Quinze jours s’étaient écoulés depuis la mort du notaire ; l’ouverture de son testament avait révélé ses dernières volontés relativement à son étude, et Charles Després ne pouvait pas sortir sans rencontrer un Dampérois qui le félicitait chaudement. Il recevait ces félicitations d’un air glacé et y répondait d’une façon évasive. Le temps où il devait se prononcer définitivement était cependant venu.

— Aujourd’hui tu me donneras une réponse définitive, lui avait dit son père le matin même.

Charles avait fait un signe affirmatif et s’était lentement dirigé vers la maison de M. Doublet. Il n’y avait pas mis les pieds depuis la visite à laquelle nous avons assisté, et à la porte la vieille Perrine le reçut mal.

— Vous n’êtes donc pas mort, monsieur ? dit-elle avec aigreur ; j’avais envie de vous croire trépassé. Le petit Jules a fait comme vous ; c’est un petit bon à rien qui aime mieux dénicher des nids que rester à son ouvrage.

— C’est bon, c’est bon, dit Charles d’un ton conciliant ; je le sermonnerai, Perrine.

— Avec ça que vous aurez bonne grâce à le faire.

— Ce n’est plus la même chose. M. Jacques, d’ailleurs, était chargé de l’étude.

— Oui, mais voilà deux jours que le pauvre homme est malade, lui aussi. C’est depuis que Jules a décampé. Ce n’est pas comme M. René. En voilà un bon garçon et un écrivassier fini ! Il est toujours fourré dans l’étude, tout comme du temps du défunt. Il n’en sort que pour ses repas.

— C’est très-beau, Perrine, c’est très-beau, en vérité. Je vais lui faire mon compliment.

Et, sans attendre les autres réflexions de la vieille femme, il se glissa dans le corridor et entra dans l’étude. René s’y trouvait, en effet, mais non point à sa place ordinaire. Outre les deux grandes croisées, qui éclairaient imparfaitement le vaste appartement, et qui donnaient sur la place, on remarquait dans la salle une de ces fenêtres petites et bizarres appelées à guillotine, dont le mécanisme rappelle un peu, en effet, celui de l’épouvantable instrument. Cette fenêtre, percée là on ne savait trop pourquoi, n’était jamais ouverte, et ses très-petits carreaux, moins soignés encore que ceux des deux grandes croisées, étaient devenus parfaitement opaques. Le jeune clerc avait cependant transporté là ses engins de travail ; il avait exhaussé son pupitre et il écrivait debout, ce qui mettait sa tête de niveau avec la fenêtre, dont la partie inférieure était soulevée.
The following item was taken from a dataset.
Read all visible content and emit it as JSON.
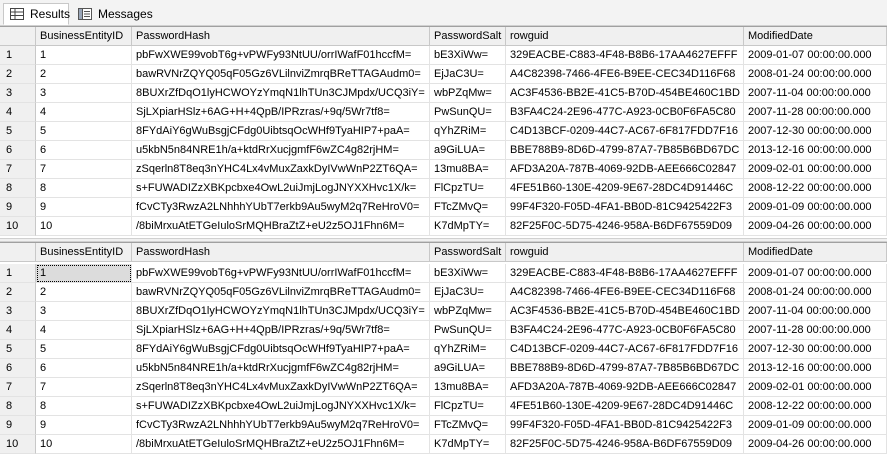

En entendant la porte s’ouvrir, il se détourna, et dans la fugitive expression qui passa sur ses traits, on aurait démêlé une sorte d’appréhension jointe à un déplaisir assez vif. Charles alla droit à lui, et ils échangèrent une poignée de mains. Entre Charles et René il n’existait aucune intimité, mais les relations qu’ils avaient ensemble avaient cette apparence de cordialité banale qui naît d’elle-même entre gens dont l’âge, les goûts et la position sociale ne sont pas en trop violent désaccord.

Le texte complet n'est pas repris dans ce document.